Van structurele marktversterkende maatregelen kwam weinig terecht. Vandaag liggen prijzen op 30 cent of erboven. Het huidige prijsniveau dekt voor de meeste boeren de productiekosten. Van een acute melkcrisis zoals in 2009 is geen sprake, maar van een sluimerende crisis zeker wel. De prijs van vandaag dekt misschien de kostprijs, maar alleen als melkveehouders een inkomen accepteren dat niet past bij de uren die ze draaien en de verantwoordelijkheid en risico’s die ze nemen.

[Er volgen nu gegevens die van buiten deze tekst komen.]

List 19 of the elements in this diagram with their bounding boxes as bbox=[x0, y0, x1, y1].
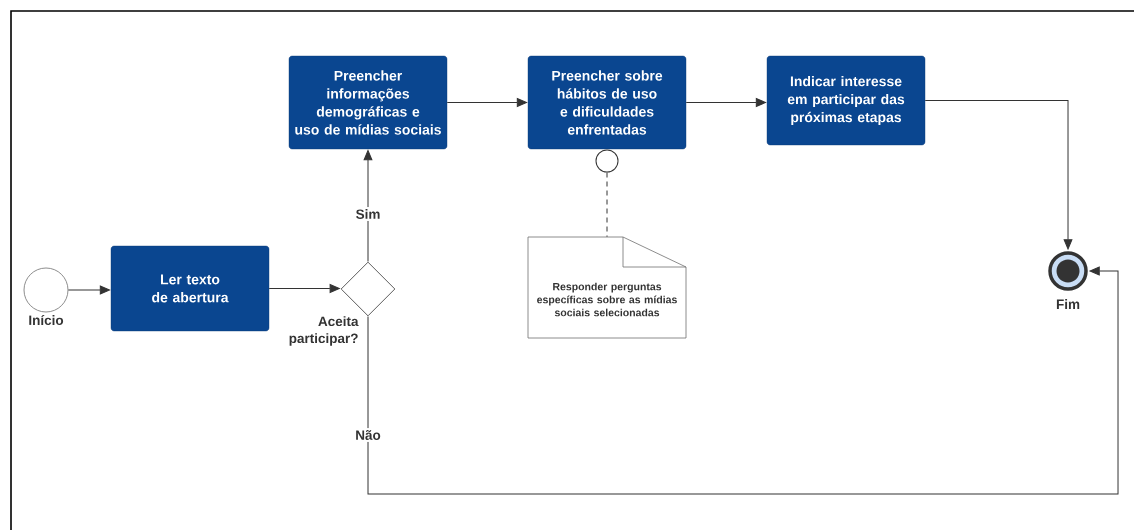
task-box: Preencher sobre hábitos de uso e dificuldades enfrentadas bbox=[527, 55, 687, 150]
edge-label: Não bbox=[353, 428, 383, 442]
arrow bbox=[685, 98, 766, 107]
dashed-association-line bbox=[606, 172, 608, 238]
task-box: Indicar interesse em participar das próximas etapas bbox=[766, 55, 926, 146]
event-label: Início bbox=[29, 315, 64, 325]
edge-label: Sim bbox=[353, 207, 383, 221]
task-box: Ler texto de abertura bbox=[110, 245, 270, 332]
arrow bbox=[924, 100, 1073, 250]
annotation-note: Responder perguntas específicas sobre as mídias sociais selecionadas bbox=[527, 236, 687, 339]
task-box: Preencher informações demográficas e uso de mídias sociais bbox=[288, 55, 448, 150]
boundary-event-circle bbox=[595, 149, 619, 173]
arrow bbox=[67, 285, 110, 295]
arrow bbox=[446, 98, 527, 107]
arrow bbox=[367, 266, 1119, 495]
arrow bbox=[363, 150, 373, 263]
event-label: Fim bbox=[1056, 299, 1080, 309]
event-label: Aceita participar? bbox=[289, 316, 359, 346]
arrow bbox=[268, 284, 340, 293]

Landbouwer zijn, is op zichzelf geen recht en een terugkeer naar marktregulering lijkt onrealistisch. De melkprijs is ook afhankelijk van hoe sterk je afnemer presteert in de markt. Feit is dat de Belgische coöperaties op dit moment te regelmatig een prijs uit de markt halen die minder goed is dan die in omringende landen. Aan landbouwers zelf de taak de coöperaties in dit opzicht scherp te houden.
Maar het is wel de taak van de overheid te zorgen dat marktwerking marcheert. Op dit moment worden in het mededingingsrecht maar twee doelen nagestreefd: een lage prijs en een voldoende divers aanbod voor de consument. De positie van de leverancier ten opzichte van de afnemer is onderbelicht.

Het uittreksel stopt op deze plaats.